You need to figure out if this is a deal breaker for you – and fast! Right now, your man is strongly suggesting that he wants you to convert to his religion and it’s not something that you’ve previously been prepared to do. After 2 years together, it would seem that you’re not going to be able to stay with this course of action. It appears that he wants you to become a part of his religion. So you have get clear with him about exactly what he really wants, and then look inside yourself and decide if this is something you can do.
This regularly happens with couples. Something that you had an agreement on earlier in the relationship changes. It might be that you’ve agreed not to get married, not to have kids, not to go overseas for work, not to put the kids into private schooling, or not to share bank accounts. But things change. For you, it’s all about religion. You started out as a couple who were happy to have different faiths. However, now It would appear that he wants you to convert. So it’s time to get very clear on this, and then decide if you can live with it for the rest of your life.

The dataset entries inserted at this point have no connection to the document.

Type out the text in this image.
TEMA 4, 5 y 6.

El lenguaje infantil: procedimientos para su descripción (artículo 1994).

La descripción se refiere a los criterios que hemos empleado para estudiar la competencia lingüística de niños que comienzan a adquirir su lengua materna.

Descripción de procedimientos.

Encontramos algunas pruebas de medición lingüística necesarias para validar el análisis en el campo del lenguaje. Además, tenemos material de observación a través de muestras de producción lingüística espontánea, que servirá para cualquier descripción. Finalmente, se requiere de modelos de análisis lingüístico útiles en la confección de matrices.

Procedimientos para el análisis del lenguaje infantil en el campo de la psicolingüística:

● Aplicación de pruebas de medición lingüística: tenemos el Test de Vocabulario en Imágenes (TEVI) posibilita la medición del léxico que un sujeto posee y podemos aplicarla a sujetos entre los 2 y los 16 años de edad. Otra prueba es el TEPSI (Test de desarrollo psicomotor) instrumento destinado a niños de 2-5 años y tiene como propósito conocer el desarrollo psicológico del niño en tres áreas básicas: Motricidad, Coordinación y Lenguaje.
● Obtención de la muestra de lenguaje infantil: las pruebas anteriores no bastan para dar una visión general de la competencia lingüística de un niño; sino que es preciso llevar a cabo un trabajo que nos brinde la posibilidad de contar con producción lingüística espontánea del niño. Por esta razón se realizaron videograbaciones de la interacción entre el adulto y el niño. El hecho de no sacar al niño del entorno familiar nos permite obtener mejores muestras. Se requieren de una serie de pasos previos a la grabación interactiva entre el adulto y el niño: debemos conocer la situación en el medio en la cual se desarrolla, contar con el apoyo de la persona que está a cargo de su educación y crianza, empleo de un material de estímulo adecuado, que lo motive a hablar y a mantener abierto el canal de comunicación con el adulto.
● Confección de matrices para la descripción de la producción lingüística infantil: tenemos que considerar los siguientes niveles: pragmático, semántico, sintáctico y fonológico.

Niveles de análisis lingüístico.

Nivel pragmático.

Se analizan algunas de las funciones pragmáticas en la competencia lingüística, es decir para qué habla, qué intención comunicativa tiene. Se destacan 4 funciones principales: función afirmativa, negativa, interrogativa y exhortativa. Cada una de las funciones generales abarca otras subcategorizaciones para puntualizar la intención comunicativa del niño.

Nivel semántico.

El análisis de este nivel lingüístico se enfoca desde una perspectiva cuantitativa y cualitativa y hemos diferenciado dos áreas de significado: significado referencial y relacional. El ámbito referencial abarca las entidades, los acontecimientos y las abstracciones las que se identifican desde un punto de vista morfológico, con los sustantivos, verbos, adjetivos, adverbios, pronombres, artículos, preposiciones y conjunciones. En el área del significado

Don’t assume yet from his actions that he absolutely wants you to convert. Instead, go in curious and ask him where he stands on this particular issue. Point out the actions that you’ve noticed from him, and see what he says. Then find out if this is really a deal breaker for him or not? And try to understand why this is so important for him?
Once you have all this information, then you can step back and see how it sits with you. If it’s black and white for him, and you want to be with him forever, then you’re going to have to convert. If on the other hand it’s a deal breaker for you, then tell him it’s not ever going to happen and it’s time to move on. Having this conversation will reveal his true beliefs and needs, and from there you can make an informed decision. It’s not going to be easy, but at least you’re having this conversation after 2 years, rather than finding out after many years of being together.
The opinions expressed in this column are for general informational purposes only, are based on limited information and are not professional advice. You should always seek your own professional advice for your circumstances. Any actions taken are the sole responsibility of the reader, not the author or 9Honey.